My data looks like the following
Ideally, we shouldn't have different guids given same student_id, browser_id and x_id. I am trying to find all those student_ids who violate this rule aka student_ids with same browser_id and x_id but different guid. So for the above, I'd like to see something like -
12_a Chrome_2 1122 1/9/23 14:45 788a 12_a Chrome_2 1132 1/11/23 21:50 788a
I am trying -
index="main_idx" app="student_svc" | stats count by student_id browser_id guid datetime x_id | where count > 1 | stats list(count) by student_id
But it doesn't seem to be yielding the result. What should be the fix? Thanks
Thanks @gcusello - it seems close - one thing I want to get rid of in the search is empty guid - how to add that?
And the problem statement is for each (student_id + browser_id + x_id) there should be one guid.
please try this:
index="main_idx" app="student_svc" | fillnull guid value="empty" | stats dc(browser_id) AS browser_id_count dc(guid) AS guid_count dc(x_id) AS x_id_count dc(eval(if(guid="empty",1,0))) AS empty_guid_count BY student_id | where browser_id_count>1 OR guid_count>1 OR x_id_count>1 OR empty_guid_count>0
@gcusello thx - this is not exactly giving me the result I want though.
I want all the student_ids who has more than 1 guid for a particular browser_id and x_id combination.
I tried changing the ORs to ANDs but no luck.
let me understand: for each student_id you should have only one uids, browser_id and x_id, is it correct?

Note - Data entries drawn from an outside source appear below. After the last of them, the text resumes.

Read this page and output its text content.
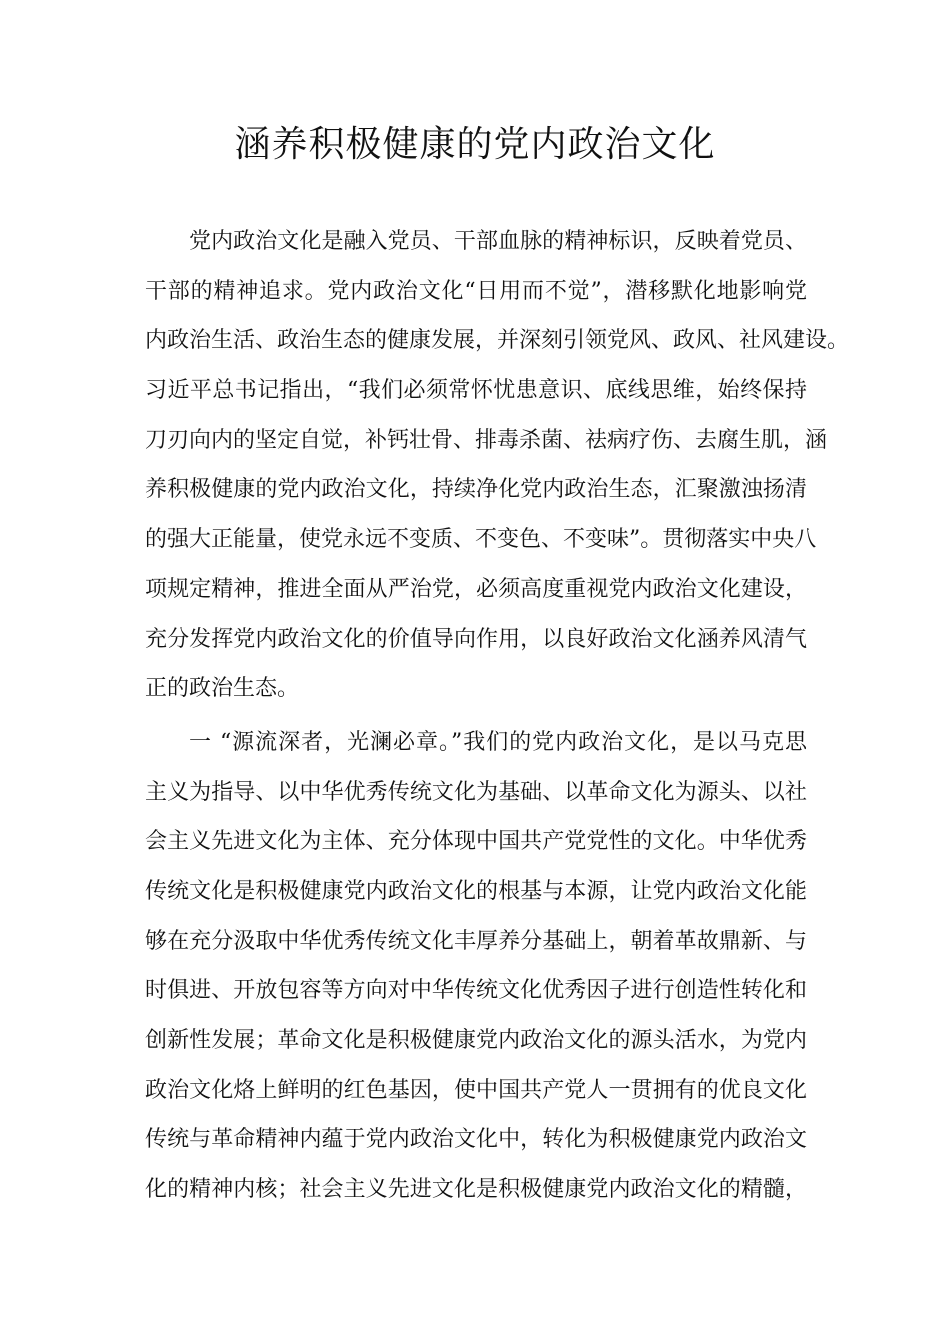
涵养积极健康的党内政治文化
党内政治文化是融入党员、干部血脉的精神标识，反映着党员、
干部的精神追求。党内政治文化“日用而不觉”，潜移默化地影响党
内政治生活、政治生态的健康发展，并深刻引领党风、政风、社风建设。
习近平总书记指出，“我们必须常怀忧患意识、底线思维，始终保持
刀刃向内的坚定自觉，补钙壮骨、排毒杀菌、祛病疗伤、去腐生肌，涵
养积极健康的党内政治文化，持续净化党内政治生态，汇聚激浊扬清
的强大正能量，使党永远不变质、不变色、不变味”。贯彻落实中央八
项规定精神，推进全面从严治党，必须高度重视党内政治文化建设，
充分发挥党内政治文化的价值导向作用，以良好政治文化涵养风清气
正的政治生态。
一 “源流深者，光澜必章。”我们的党内政治文化，是以马克思
主义为指导、以中华优秀传统文化为基础、以革命文化为源头、以社
会主义先进文化为主体、充分体现中国共产党党性的文化。中华优秀
传统文化是积极健康党内政治文化的根基与本源，让党内政治文化能
够在充分汲取中华优秀传统文化丰厚养分基础上，朝着革故鼎新、与
时俱进、开放包容等方向对中华传统文化优秀因子进行创造性转化和
创新性发展；革命文化是积极健康党内政治文化的源头活水，为党内
政治文化烙上鲜明的红色基因，使中国共产党人一贯拥有的优良文化
传统与革命精神内蕴于党内政治文化中，转化为积极健康党内政治文
化的精神内核；社会主义先进文化是积极健康党内政治文化的精髓，
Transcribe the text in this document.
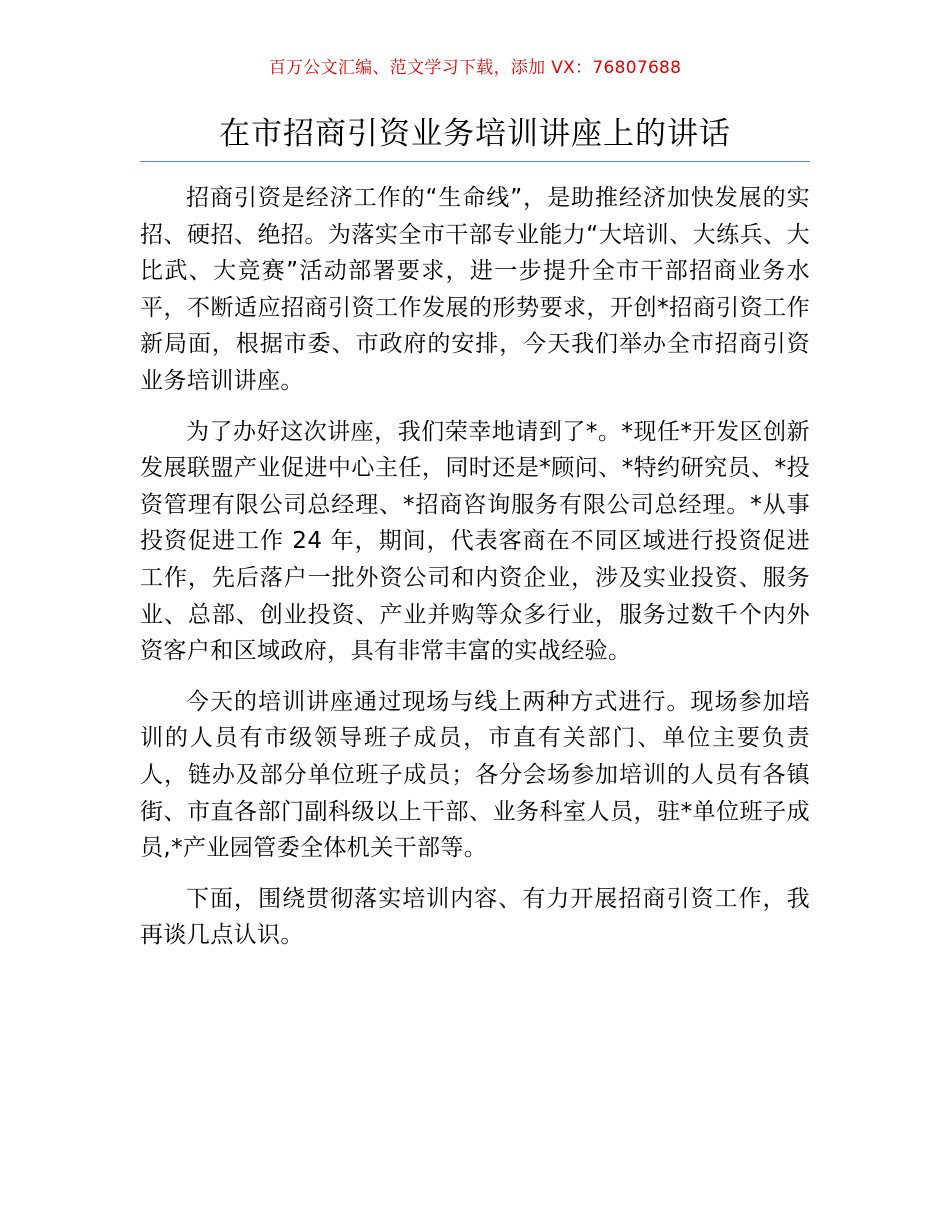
百万公文汇编、范文学习下载，添加 VX：76807688
在市招商引资业务培训讲座上的讲话

招商引资是经济工作的“生命线”，是助推经济加快发展的实招、硬招、绝招。为落实全市干部专业能力“大培训、大练兵、大比武、大竞赛”活动部署要求，进一步提升全市干部招商业务水平，不断适应招商引资工作发展的形势要求，开创*招商引资工作新局面，根据市委、市政府的安排，今天我们举办全市招商引资业务培训讲座。

为了办好这次讲座，我们荣幸地请到了*。*现任*开发区创新发展联盟产业促进中心主任，同时还是*顾问、*特约研究员、*投资管理有限公司总经理、*招商咨询服务有限公司总经理。*从事投资促进工作 24 年，期间，代表客商在不同区域进行投资促进工作，先后落户一批外资公司和内资企业，涉及实业投资、服务业、总部、创业投资、产业并购等众多行业，服务过数千个内外资客户和区域政府，具有非常丰富的实战经验。

今天的培训讲座通过现场与线上两种方式进行。现场参加培训的人员有市级领导班子成员，市直有关部门、单位主要负责人，链办及部分单位班子成员；各分会场参加培训的人员有各镇街、市直各部门副科级以上干部、业务科室人员，驻*单位班子成员,*产业园管委全体机关干部等。

下面，围绕贯彻落实培训内容、有力开展招商引资工作，我再谈几点认识。
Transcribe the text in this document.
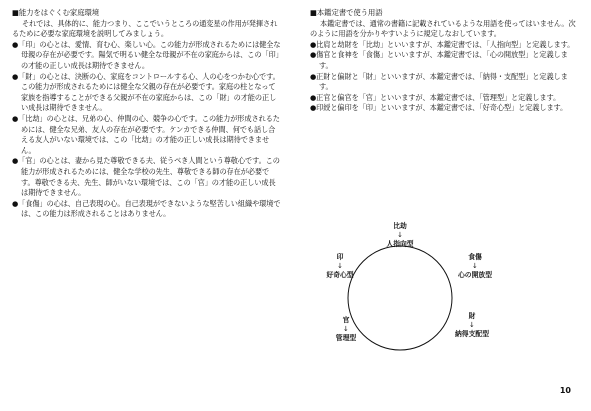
■能力をはぐくむ家庭環境

それでは、具体的に、能力つまり、ここでいうところの通変星の作用が発揮されるために必要な家庭環境を説明してみましょう。

●「印」の心とは、愛情、育む心、楽しい心。この能力が形成されるためには健全な母親の存在が必要です。陽気で明るい健全な母親が不在の家庭からは、この「印」の才能の正しい成長は期待できません。

●「財」の心とは、決断の心、家庭をコントロールする心、人の心をつかむ心です。この能力が形成されるためには健全な父親の存在が必要です。家庭の柱となって家族を指導することができる父親が不在の家庭からは、この「財」の才能の正しい成長は期待できません。

●「比劫」の心とは、兄弟の心、仲間の心、競争の心です。この能力が形成されるためには、健全な兄弟、友人の存在が必要です。ケンカできる仲間、何でも話し合える友人がいない環境では、この「比劫」の才能の正しい成長は期待できません。

●「官」の心とは、妻から見た尊敬できる夫、従うべき人間という尊敬心です。この能力が形成されるためには、健全な学校の先生、尊敬できる師の存在が必要です。尊敬できる夫、先生、師がいない環境では、この「官」の才能の正しい成長は期待できません。

●「食傷」の心は、自己表現の心。自己表現ができないような堅苦しい組織や環境では、この能力は形成されることはありません。

■本鑑定書で使う用語

本鑑定書では、通常の書籍に記載されているような用語を使ってはいません。次のように用語を分かりやすいように規定しなおしています。

●比肩と劫財を「比劫」といいますが、本鑑定書では、「人指向型」と定義します。

●傷官と食神を「食傷」といいますが、本鑑定書では、「心の開放型」と定義します。

●正財と偏財と「財」といいますが、本鑑定書では、「納得・支配型」と定義します。

●正官と偏官を「官」といいますが、本鑑定書では、「管理型」と定義します。

●印綬と偏印を「印」といいますが、本鑑定書では、「好奇心型」と定義します。

比劫
↓
人指向型
食傷
↓
心の開放型
財
↓
納得支配型
官
↓
管理型
印
↓
好奇心型
10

if this is your need, you should try to use dc function in stats command, so to have the ex eption you could run something like this:
index="main_idx" app="student_svc" | stats dc(browser_id) AS browser_id_count dc(guid) AS guid_count dc(x_id) AS x_id_count BY student_id | where browser_id_count>1 OR guid_count>1 OR x_id_count>1
See my approach and adapt my sample to your needs.